Back to Gaya

Michael Kamen

Moviescore Media MMS-12001

62:20 Min.
28 Tracks

1st Edition,
limitiert auf 1000 Stk.

Laut imdb handelt es sich bei Back to Gaya um den ersten deutschen Film, der komplett am Computer entstand. Das animierte Fantasy-Abenteuer erzählt von den beiden Snurks Boo und Zino, die sich auf die Suche nach dem entwendeten magischen Stein «Dalamite» machen, denn ohne dessen Macht steht das Wohl ihrer Heimat Gaya auf dem Spiel. Trotz bemerkenswerter Effekte erlitt diese ein wenig nach «Lord of the Rings» klingende Geschichte an den Kinokassen Schiffbruch, und wem der Titel heutzutage noch geläufig ist, der ist mit grosser Wahrscheinlichkeit Filmmusikliebhaber, ist dies ist doch der letzte Streifen, an dem Michael Kamen mitgewirkt hat.

Der Komponist befand sich im Frühstadium von Back to Gaya und hatte erst ein paar Entwürfe ‒ zur Hauptsache Klavierskizzen ‒ gefertigt, als er im Alter von 55 Jahren jäh und viel zu früh aus dem Leben gerissen wurde. Unter der Federführung seiner langjährigen Weggefährten Steve McLaughlin und Chris Brooks beschloss ein mehrköpfiges Team von Komponisten und Orchestratoren, die alle mit Michael Kamens Arbeitsweise vertraut waren, das Werk im Sinn und Geist des Verstorbenen zu vollenden, was ihnen hervorragend gelungen ist.

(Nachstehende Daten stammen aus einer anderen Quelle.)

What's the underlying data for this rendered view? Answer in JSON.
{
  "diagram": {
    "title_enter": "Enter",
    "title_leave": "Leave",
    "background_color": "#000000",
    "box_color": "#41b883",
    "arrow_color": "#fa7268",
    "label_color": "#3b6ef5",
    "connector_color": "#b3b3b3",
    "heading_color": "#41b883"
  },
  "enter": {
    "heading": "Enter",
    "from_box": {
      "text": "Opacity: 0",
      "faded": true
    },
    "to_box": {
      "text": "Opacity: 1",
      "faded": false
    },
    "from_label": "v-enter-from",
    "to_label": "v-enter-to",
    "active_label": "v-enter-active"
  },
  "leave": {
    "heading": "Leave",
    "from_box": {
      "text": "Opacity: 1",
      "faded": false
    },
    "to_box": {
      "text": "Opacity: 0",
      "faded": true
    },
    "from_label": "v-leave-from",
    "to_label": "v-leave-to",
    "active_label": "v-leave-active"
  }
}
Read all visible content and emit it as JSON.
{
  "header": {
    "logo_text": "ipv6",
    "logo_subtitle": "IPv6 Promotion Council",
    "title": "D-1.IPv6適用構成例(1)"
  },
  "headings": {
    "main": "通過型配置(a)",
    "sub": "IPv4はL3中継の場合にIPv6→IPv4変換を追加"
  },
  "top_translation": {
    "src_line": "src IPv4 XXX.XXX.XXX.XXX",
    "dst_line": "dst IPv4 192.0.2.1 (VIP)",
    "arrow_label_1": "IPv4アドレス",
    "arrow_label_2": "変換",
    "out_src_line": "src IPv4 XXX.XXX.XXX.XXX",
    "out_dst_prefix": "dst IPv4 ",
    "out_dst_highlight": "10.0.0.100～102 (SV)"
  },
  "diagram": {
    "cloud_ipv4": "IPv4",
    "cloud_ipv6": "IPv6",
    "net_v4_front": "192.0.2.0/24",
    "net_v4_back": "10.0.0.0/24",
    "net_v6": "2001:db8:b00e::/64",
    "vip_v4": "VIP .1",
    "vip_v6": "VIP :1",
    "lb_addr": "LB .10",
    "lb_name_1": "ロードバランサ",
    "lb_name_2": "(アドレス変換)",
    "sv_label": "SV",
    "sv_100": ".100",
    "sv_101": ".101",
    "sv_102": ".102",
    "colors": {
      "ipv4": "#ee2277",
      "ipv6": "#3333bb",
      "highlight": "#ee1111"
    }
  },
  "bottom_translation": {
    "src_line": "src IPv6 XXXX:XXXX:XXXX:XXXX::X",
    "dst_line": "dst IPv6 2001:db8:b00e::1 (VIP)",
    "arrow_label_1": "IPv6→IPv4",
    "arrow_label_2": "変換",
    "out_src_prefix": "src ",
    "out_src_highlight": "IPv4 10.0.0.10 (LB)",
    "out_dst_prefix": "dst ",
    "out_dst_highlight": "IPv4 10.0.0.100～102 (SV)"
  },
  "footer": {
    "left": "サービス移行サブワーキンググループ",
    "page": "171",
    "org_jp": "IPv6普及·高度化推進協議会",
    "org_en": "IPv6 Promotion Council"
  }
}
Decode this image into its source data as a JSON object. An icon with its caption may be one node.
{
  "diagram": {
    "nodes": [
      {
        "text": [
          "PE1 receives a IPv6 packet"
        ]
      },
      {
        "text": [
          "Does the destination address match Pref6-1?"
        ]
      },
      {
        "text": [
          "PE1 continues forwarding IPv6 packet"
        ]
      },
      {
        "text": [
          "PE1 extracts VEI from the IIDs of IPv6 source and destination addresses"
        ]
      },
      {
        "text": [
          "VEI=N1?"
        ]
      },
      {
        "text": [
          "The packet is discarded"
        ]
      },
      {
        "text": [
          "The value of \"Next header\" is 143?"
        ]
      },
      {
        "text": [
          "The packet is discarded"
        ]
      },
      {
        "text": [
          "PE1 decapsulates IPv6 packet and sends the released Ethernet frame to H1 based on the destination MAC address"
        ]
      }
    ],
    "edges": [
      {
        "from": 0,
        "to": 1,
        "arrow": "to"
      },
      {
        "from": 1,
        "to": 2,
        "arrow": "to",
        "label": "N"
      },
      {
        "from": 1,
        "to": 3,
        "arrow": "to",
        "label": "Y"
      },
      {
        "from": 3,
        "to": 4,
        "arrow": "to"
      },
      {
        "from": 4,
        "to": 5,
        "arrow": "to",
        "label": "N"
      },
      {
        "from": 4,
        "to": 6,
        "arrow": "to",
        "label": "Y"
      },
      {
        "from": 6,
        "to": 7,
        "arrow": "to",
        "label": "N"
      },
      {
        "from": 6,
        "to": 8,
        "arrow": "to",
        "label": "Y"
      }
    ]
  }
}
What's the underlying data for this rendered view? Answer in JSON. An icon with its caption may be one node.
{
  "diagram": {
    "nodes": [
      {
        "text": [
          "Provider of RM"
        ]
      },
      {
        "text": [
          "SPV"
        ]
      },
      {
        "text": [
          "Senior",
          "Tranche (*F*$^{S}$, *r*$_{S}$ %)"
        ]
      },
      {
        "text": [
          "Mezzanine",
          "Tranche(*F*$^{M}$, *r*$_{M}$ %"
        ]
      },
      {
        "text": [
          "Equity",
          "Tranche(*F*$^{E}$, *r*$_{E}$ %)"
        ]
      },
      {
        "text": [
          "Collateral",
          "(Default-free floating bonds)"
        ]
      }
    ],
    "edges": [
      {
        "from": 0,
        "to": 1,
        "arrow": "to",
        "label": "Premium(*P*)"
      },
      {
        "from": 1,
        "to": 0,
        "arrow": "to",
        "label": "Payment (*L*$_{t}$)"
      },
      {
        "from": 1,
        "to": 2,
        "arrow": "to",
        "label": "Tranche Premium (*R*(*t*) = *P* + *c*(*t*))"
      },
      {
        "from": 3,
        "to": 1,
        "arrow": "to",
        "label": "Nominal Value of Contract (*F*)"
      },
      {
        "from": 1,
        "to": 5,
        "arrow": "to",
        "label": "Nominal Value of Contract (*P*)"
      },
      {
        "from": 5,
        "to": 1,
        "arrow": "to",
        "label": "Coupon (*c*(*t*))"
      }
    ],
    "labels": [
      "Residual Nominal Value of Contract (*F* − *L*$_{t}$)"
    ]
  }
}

Für den Score wurden einerseits Kamens Entwürfe wie das vorwitzige Fagott-Thema für die Snurks verwendet, anderseits griff man auf unverwendetes Material aus früheren Schaffensphasen des Komponisten zurück, das sich im Laufe der Jahre in dessen Archiv angesammelt hatte. Wer sich also beim Hauptthema im Sherwood Forest wähnt, liegt gar nicht weit daneben, denn es handelt sich hierbei um einen verworfenen Gedanken für Robin Hood: Prince of Thieves.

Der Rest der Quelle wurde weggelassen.